More important, however, than such queries or even doubts is the generosity and the deep commitment this publishing project required from its participants. The publishers also deserve credit: The generosity of the layout, the quality of the printing and production match the enthusiasm of the author. More the pity, then, that most readers who, even if they could afford it may not have the shelf-space for the complete work, will certainly need a digest of it. Perhaps the University of California Press will print a slimmer one-volume format, as it did some years ago when it published an equally splendid three-volume commentary on the early medieval plan of an excavated monastery in Saint Gallen, Switzerland.

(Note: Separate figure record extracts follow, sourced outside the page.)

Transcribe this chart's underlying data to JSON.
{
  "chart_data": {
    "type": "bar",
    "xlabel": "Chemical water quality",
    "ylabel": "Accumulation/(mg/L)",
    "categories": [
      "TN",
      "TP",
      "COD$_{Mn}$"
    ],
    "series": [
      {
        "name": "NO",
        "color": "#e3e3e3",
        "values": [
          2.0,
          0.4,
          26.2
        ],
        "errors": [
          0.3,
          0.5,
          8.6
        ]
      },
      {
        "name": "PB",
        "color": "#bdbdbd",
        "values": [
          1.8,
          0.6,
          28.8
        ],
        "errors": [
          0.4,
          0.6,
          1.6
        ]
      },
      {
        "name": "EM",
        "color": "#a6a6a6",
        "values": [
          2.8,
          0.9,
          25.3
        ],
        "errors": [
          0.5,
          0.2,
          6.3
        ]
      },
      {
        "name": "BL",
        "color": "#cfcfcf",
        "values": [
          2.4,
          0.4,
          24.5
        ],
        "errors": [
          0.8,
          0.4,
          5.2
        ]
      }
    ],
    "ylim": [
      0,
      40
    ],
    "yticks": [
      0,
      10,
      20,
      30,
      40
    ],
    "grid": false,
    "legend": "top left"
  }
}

Yet in the case of Trajan’s forum, the need for an accessible format is much more urgent, because this account of imperial munificence is a powerful witness to the way the central government of a wealthy country once considered it appropriate to spend its riches. Of course, they were not all spent in this fashion; as much of the national income was spent on maintaining a standing army in Trajan’s time as the United States does today. Additionally, public works included public entertainment--gladiatorial games, animal hunts and fights in the circus--activities that cost almost as as much as the buildings. (We, on the other hand, take our violence in movies; to witness the real slaughter of people or animals would be considered degrading, cruel or even perverse by our society.)

But do not the realities of Roman civic splendor mitigate circus bestiality? Are we not also entitled to the dignity of civic display? The eyes, which quickly tire of the screen, are still those of a body, whose healthy senses, not just sight but hearing, touch and smell, require stimulus and satisfaction in the public, not just private, realms. The poverty of our public life and the lack of interest in civic affairs are all reflected and represented by the skimpy meanness of the few public spaces we do have.

A book on Trajan’s forum should therefore not just be an antiquarian celebration. It should and can become a political challenge: Can we really have the rich and vital grass-roots public life, which the makers of the Constitution desired for the nation, if it is not housed with dignity--and even splendor?